A dor do outro

Ontem ouvi uma história. E aprendi uma lição. Alguém que diariamente se expõe como figura pública, falando diariamente no rádio para uma multidão, passou a ser criticado às enxurradas com impiedosa aspereza. Sua voz não era bonita para o rádio, sua dicção não condizia com o padrão. Pouco importava que fosse inteligente, dono de um humor sarcástico e perspicaz e que agregasse valor ao que (bem) fazia. Não merecia estar no lugar que ocupava e certamente seria bafejado com algum privilégio, diziam. Sairia da cama e entraria no ar para falar meio dormindo, desleixado? Beberia antes de trabalhar? Usaria drogas? Eram certeiros e definitivos em suas opiniões: não servia para o que fazia. Estragava a estética padronizada do programa. Desagradava ao senso crítico.

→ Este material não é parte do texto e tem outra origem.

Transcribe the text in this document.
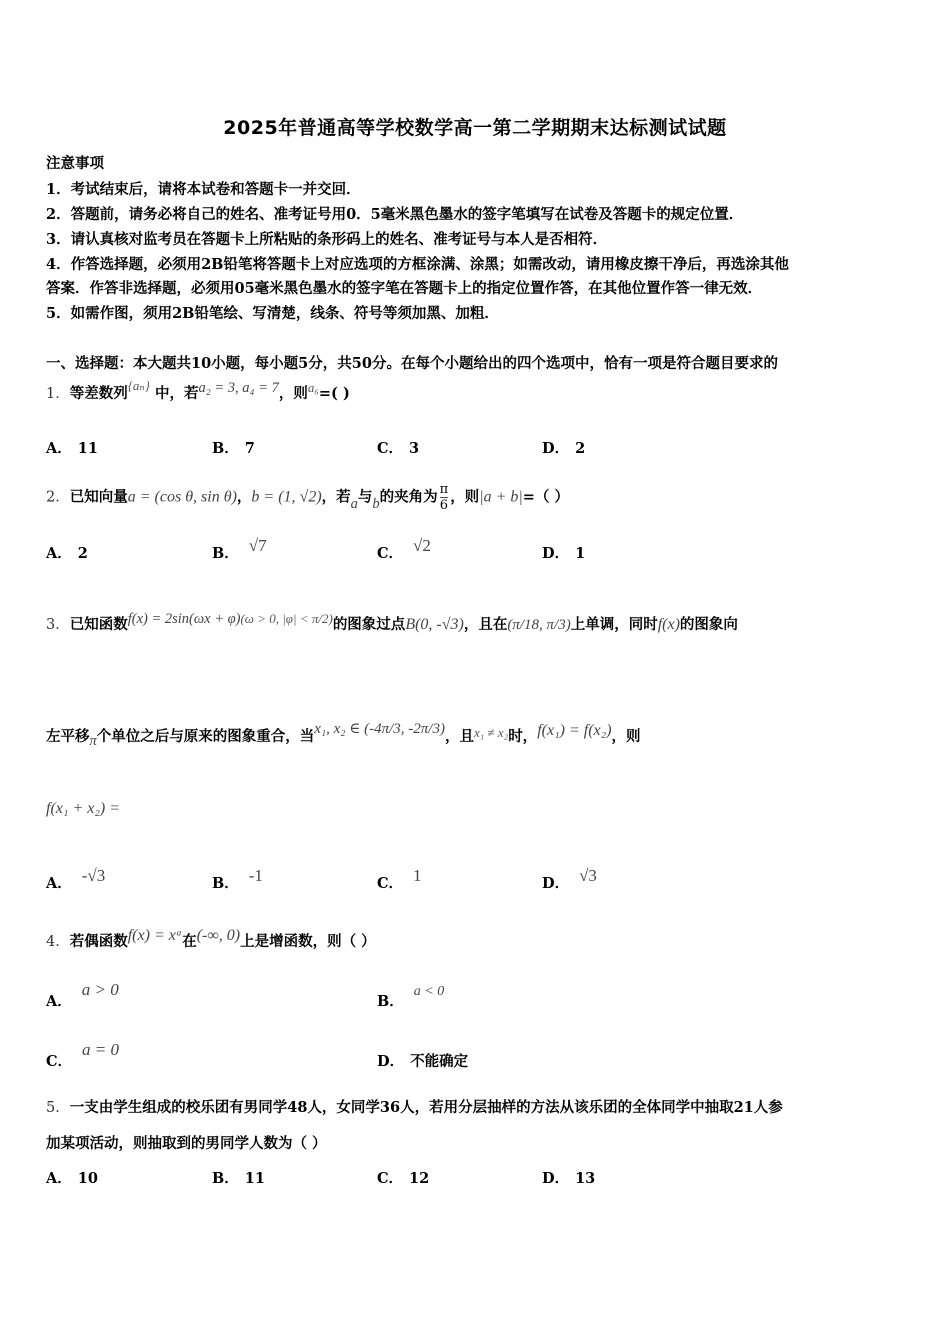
2025年普通高等学校数学高一第二学期期末达标测试试题
注意事项
1．考试结束后，请将本试卷和答题卡一并交回．
2．答题前，请务必将自己的姓名、准考证号用0．5毫米黑色墨水的签字笔填写在试卷及答题卡的规定位置．
3．请认真核对监考员在答题卡上所粘贴的条形码上的姓名、准考证号与本人是否相符．
4．作答选择题，必须用2B铅笔将答题卡上对应选项的方框涂满、涂黑；如需改动，请用橡皮擦干净后，再选涂其他
答案．作答非选择题，必须用05毫米黑色墨水的签字笔在答题卡上的指定位置作答，在其他位置作答一律无效．
5．如需作图，须用2B铅笔绘、写清楚，线条、符号等须加黑、加粗．
一、选择题：本大题共10小题，每小题5分，共50分。在每个小题给出的四个选项中，恰有一项是符合题目要求的
1．等差数列{aₙ} 中，若a₂ = 3, a₄ = 7，则a₆=( )
A． 11	B． 7	C． 3	D． 2
2．已知向量a = (cos θ, sin θ)，b = (1, √2)，若a与b的夹角为 $\frac{\pi}{6}$ ，则|a + b|=（ ）
A． 2	B． √7	C． √2	D． 1
3．已知函数f(x) = 2sin(ωx + φ)(ω > 0, |φ| < π/2)的图象过点B(0, -√3)，且在(π/18, π/3)上单调，同时f(x)的图象向
左平移π个单位之后与原来的图象重合，当x₁, x₂ ∈ (-4π/3, -2π/3)，且x₁ ≠ x₂时，f(x₁) = f(x₂)，则
f(x₁ + x₂) =
A． -√3	B． -1	C． 1	D． √3
4．若偶函数f(x) = xᵃ在(-∞, 0)上是增函数，则（ ）
A．a > 0
B．a < 0
C．a = 0
D． 不能确定
5．一支由学生组成的校乐团有男同学48人，女同学36人，若用分层抽样的方法从该乐团的全体同学中抽取21人参
加某项活动，则抽取到的男同学人数为（ ）
A． 10	B． 11	C． 12	D． 13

Nosso personagem, produtor de um programa de rádio de sucesso, lia, ouvia e absorvia calado cada um dos comentários. Seus colegas, que conheciam sua condição, esbravejavam e ansiavam por enfrentar e responder aos humanos desumanos. Ele preferia dar de ombros. 

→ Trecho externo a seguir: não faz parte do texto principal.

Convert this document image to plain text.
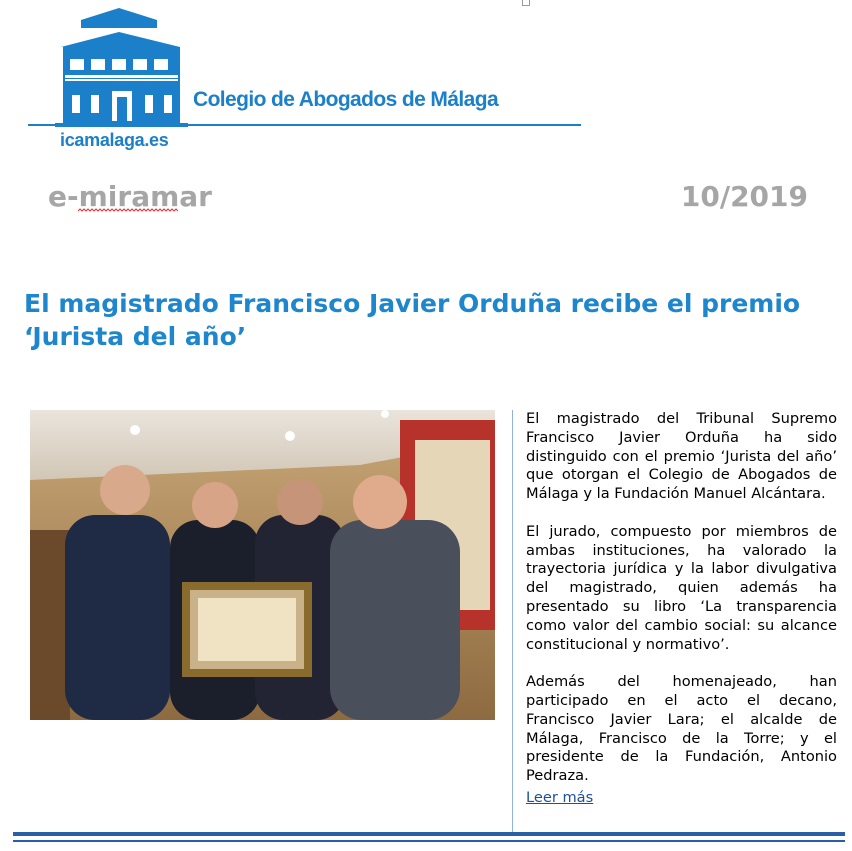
Colegio de Abogados de Málaga
icamalaga.es
e-miramar	10/2019
El magistrado Francisco Javier Orduña recibe el premio ‘Jurista del año’

El magistrado del Tribunal Supremo Francisco Javier Orduña ha sido distinguido con el premio ‘Jurista del año’ que otorgan el Colegio de Abogados de Málaga y la Fundación Manuel Alcántara.

El jurado, compuesto por miembros de ambas instituciones, ha valorado la trayectoria jurídica y la labor divulgativa del magistrado, quien además ha presentado su libro ‘La transparencia como valor del cambio social: su alcance constitucional y normativo’.

Además del homenajeado, han participado en el acto el decano, Francisco Javier Lara; el alcalde de Málaga, Francisco de la Torre; y el presidente de la Fundación, Antonio Pedraza.

Leer más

Até que três anos depois, resolveu dividir com a audiência sua luta. Contar que enfrenta diariamente uma grave doença neuromuscular degenerativa que enrijece cada músculo de seu corpo, inclusive aqueles que interferem na fala. Caminha com dificuldade, ainda que jovem e forte, e para falar, enfrenta uma batalha. Se submete aos mais modernos tratamentos e mesmo com uma evolução incerta, não esmorece. Acredita que vai vencer. E nunca, absolutamente nunca, se posiciona como vítima. Trabalha a custo e sacrifício, lutando e se superando diariamente. E mais do que informar, ensinou. 

Primeiro, que qualquer luta, qualquer dificuldade, qualquer desafio que a vida imponha, fica menor se enfrentado com coragem, com leveza e, se ainda der, com algum humor. 
E,  principalmente: nesta vida tão cruel e que tanto desafia, costuma ser fácil julgar os outros, ter opiniões e certezas definitivas sobre a vida alheia. Difícil é conhecer e se colocar no lugar do outro. Conhecer suas batalhas, saber de suas dores e, ao invés de julgar como juiz supremo, reconhecer, aprender e aplaudir sua caminhada.